Google has recently announced a new project to allow web applications to be programmed in x86. Yep, seriously.
Doing so securely is quite a challenge. x86 machine code has proved rather malware-friendly because it is really permissive and mixing up code and data complicates seriously static analysis. Since Google’s objective is to speed up web apps, they’re not going to use emulation to ensure that the code does not perform unauthorised calls, they rather chose to enforce some constraints on the code with a static verification algorithm. It makes sense, but doing so correctly is tricky.
The Inner Sandbox
The key component is called the inner sandbox, where code can’t execute sensitive operations such as system calls. To ensure statically that the code will stay in the inner sandbox, the following constraints are checked:
- C1. Once loaded into the memory, the binary is not writable,
enforced by OS-level protection mechanisms during execution. - C2. The binary is statically linked at a start address of zero,
with the first byte of text at 64K. - C3. All indirect control transfers use a nacljmp pseudoinstruction
- C4. The binary is padded up to the nearest page with at least
one hlt instruction (0xf4). - C5. The binary contains no instructions or pseudo-instructions
overlapping a 32-byte boundary. - C6. All valid instruction addresses are reachable by a fallthrough
disassembly that starts at the load (base) address. - C7. All direct control transfers target valid instructions.
C1 means no self-modifying code, and relies on the segment permissions (as you can see in the screenshot, the .text section is not writable).
To sum things up, the purpose of these constraints is to ensure the following properties:
- everything in the code segment can be reliably disassembled (so that illegal instructions can be detected statically)
- if you jump somewhere, it must be in something that has already been disassembled
These properties, if they are enforced correctly, ensure that you can’t execute arbitrary code. Now the problem is that enforcing these properties correctly is quite hard. For example, a typical static analysis problem is: does a function return to the caller or somewhere else ? It is hard to ensure that the return address has not been modified dynamically on the stack. To bypass this problem, NaCl does not allow the return instruction, but rather uses…

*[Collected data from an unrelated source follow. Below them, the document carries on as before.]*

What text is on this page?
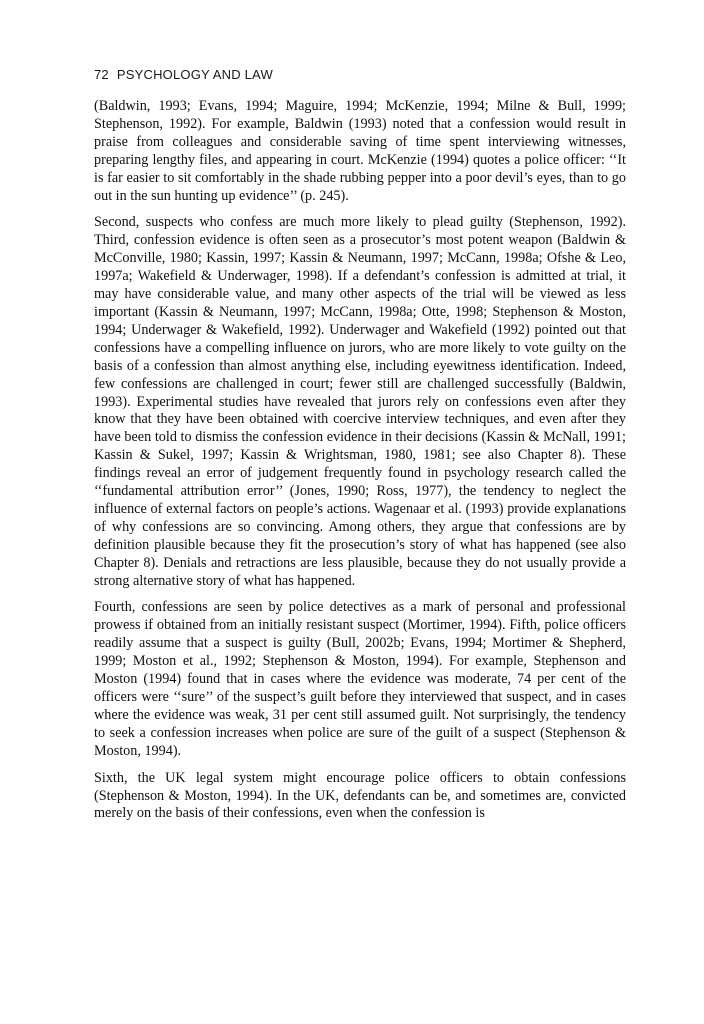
72 PSYCHOLOGY AND LAW

(Baldwin, 1993; Evans, 1994; Maguire, 1994; McKenzie, 1994; Milne & Bull, 1999; Stephenson, 1992). For example, Baldwin (1993) noted that a confession would result in praise from colleagues and considerable saving of time spent interviewing witnesses, preparing lengthy files, and appearing in court. McKenzie (1994) quotes a police officer: ‘‘It is far easier to sit comfortably in the shade rubbing pepper into a poor devil’s eyes, than to go out in the sun hunting up evidence’’ (p. 245).

Second, suspects who confess are much more likely to plead guilty (Stephenson, 1992). Third, confession evidence is often seen as a prosecutor’s most potent weapon (Baldwin & McConville, 1980; Kassin, 1997; Kassin & Neumann, 1997; McCann, 1998a; Ofshe & Leo, 1997a; Wakefield & Underwager, 1998). If a defendant’s confession is admitted at trial, it may have considerable value, and many other aspects of the trial will be viewed as less important (Kassin & Neumann, 1997; McCann, 1998a; Otte, 1998; Stephenson & Moston, 1994; Underwager & Wakefield, 1992). Underwager and Wakefield (1992) pointed out that confessions have a compelling influence on jurors, who are more likely to vote guilty on the basis of a confession than almost anything else, including eyewitness identification. Indeed, few confessions are challenged in court; fewer still are challenged successfully (Baldwin, 1993). Experimental studies have revealed that jurors rely on confessions even after they know that they have been obtained with coercive interview techniques, and even after they have been told to dismiss the confession evidence in their decisions (Kassin & McNall, 1991; Kassin & Sukel, 1997; Kassin & Wrightsman, 1980, 1981; see also Chapter 8). These findings reveal an error of judgement frequently found in psychology research called the ‘‘fundamental attribution error’’ (Jones, 1990; Ross, 1977), the tendency to neglect the influence of external factors on people’s actions. Wagenaar et al. (1993) provide explanations of why confessions are so convincing. Among others, they argue that confessions are by definition plausible because they fit the prosecution’s story of what has happened (see also Chapter 8). Denials and retractions are less plausible, because they do not usually provide a strong alternative story of what has happened.

Fourth, confessions are seen by police detectives as a mark of personal and professional prowess if obtained from an initially resistant suspect (Mortimer, 1994). Fifth, police officers readily assume that a suspect is guilty (Bull, 2002b; Evans, 1994; Mortimer & Shepherd, 1999; Moston et al., 1992; Stephenson & Moston, 1994). For example, Stephenson and Moston (1994) found that in cases where the evidence was moderate, 74 per cent of the officers were ‘‘sure’’ of the suspect’s guilt before they interviewed that suspect, and in cases where the evidence was weak, 31 per cent still assumed guilt. Not surprisingly, the tendency to seek a confession increases when police are sure of the guilt of a suspect (Stephenson & Moston, 1994).

Sixth, the UK legal system might encourage police officers to obtain confessions (Stephenson & Moston, 1994). In the UK, defendants can be, and sometimes are, convicted merely on the basis of their confessions, even when the confession is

The nacljmp pseudo-instruction
It consists in a mask and a jump:
and %eax, 0xffffffe0 jmp *(%eax)
It puzzled me for some time. The purpose of this construct is to enable jumping to an unknown location, by ensuring that the target is a 0 mod 32 address. Constraint C5 ensures that every 0 mod 32 address is a valid target (= it is not in the middle of an instruction), and therefore it has already been disassembled. So we don’t know statically where we’re jumping, but we know there’s no illegal instruction there.

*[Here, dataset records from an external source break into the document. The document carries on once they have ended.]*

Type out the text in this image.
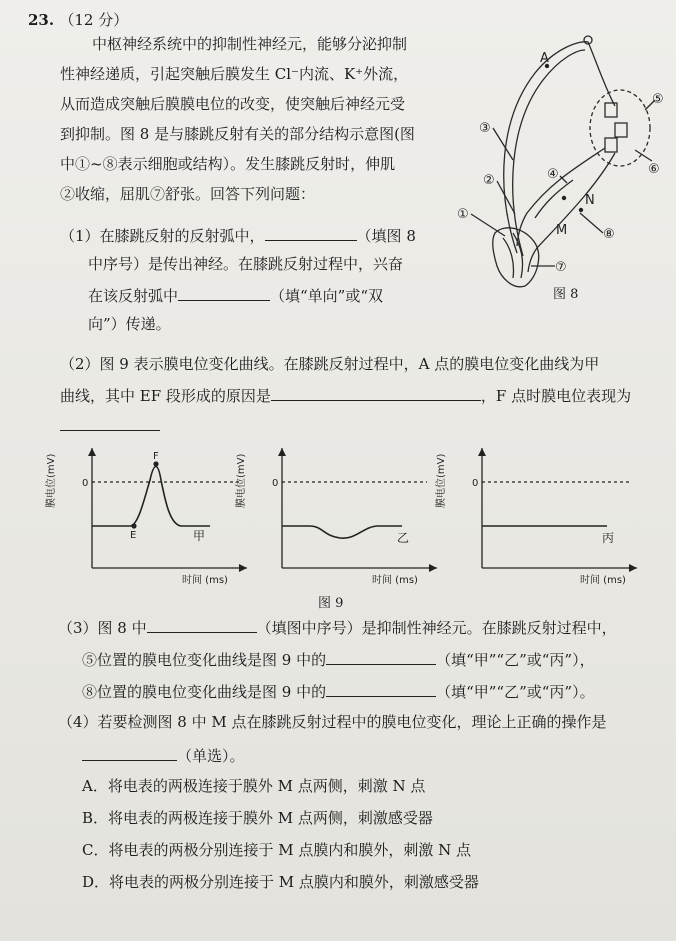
23. （12 分）
中枢神经系统中的抑制性神经元，能够分泌抑制
性神经递质，引起突触后膜发生 Cl⁻内流、K⁺外流，
从而造成突触后膜膜电位的改变，使突触后神经元受
到抑制。图 8 是与膝跳反射有关的部分结构示意图(图
中①~⑧表示细胞或结构）。发生膝跳反射时，伸肌
②收缩，屈肌⑦舒张。回答下列问题：
（1）在膝跳反射的反射弧中，	（填图 8
中序号）是传出神经。在膝跳反射过程中，兴奋
在该反射弧中	（填“单向”或“双
向”）传递。
①
②
③
④
⑤
⑥
⑦
⑧
A
N
M
图 8
（2）图 9 表示膜电位变化曲线。在膝跳反射过程中，A 点的膜电位变化曲线为甲
曲线，其中 EF 段形成的原因是	，F 点时膜电位表现为
膜电位(mV)	0
E
F
甲
时间 (ms)
膜电位(mV)	0
乙
时间 (ms)
膜电位(mV)	0
丙
时间 (ms)
图 9
（3）图 8 中	（填图中序号）是抑制性神经元。在膝跳反射过程中，
⑤位置的膜电位变化曲线是图 9 中的	（填“甲”“乙”或“丙”），
⑧位置的膜电位变化曲线是图 9 中的	（填“甲”“乙”或“丙”）。
（4）若要检测图 8 中 M 点在膝跳反射过程中的膜电位变化，理论上正确的操作是
（单选）。
A．将电表的两极连接于膜外 M 点两侧，刺激 N 点
B．将电表的两极连接于膜外 M 点两侧，刺激感受器
C．将电表的两极分别连接于 M 点膜内和膜外，刺激 N 点
D．将电表的两极分别连接于 M 点膜内和膜外，刺激感受器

This indirect jumping stuff sounds juicy enough, and it didn’t last long until somebody found an exploit for it.
“The validator was checking for calls through
registers, as in this two-byte call:
83 e2 e0 and $0xffffffe0,%edx
ff d2 call %edx
but erroneously permitting similar calls through memory using this
addressing mode:
83 e2 e0 and $0xffffffe0,%edx
ff 12 call *(%edx)"
Ironically enough, the example given in the research paper used memory addressing but also stated “we disallow memory addressing modes on indirect jmp and call instructions“.
We can note the position of Google with this project: they are releasing a research paper and the source code of a very early, experimental project to share with the security and research communities, and the developers can also be reached on the discussion group. They encourage people to break the sandbox and credit the author of the first exploit. Ain’t it cool ?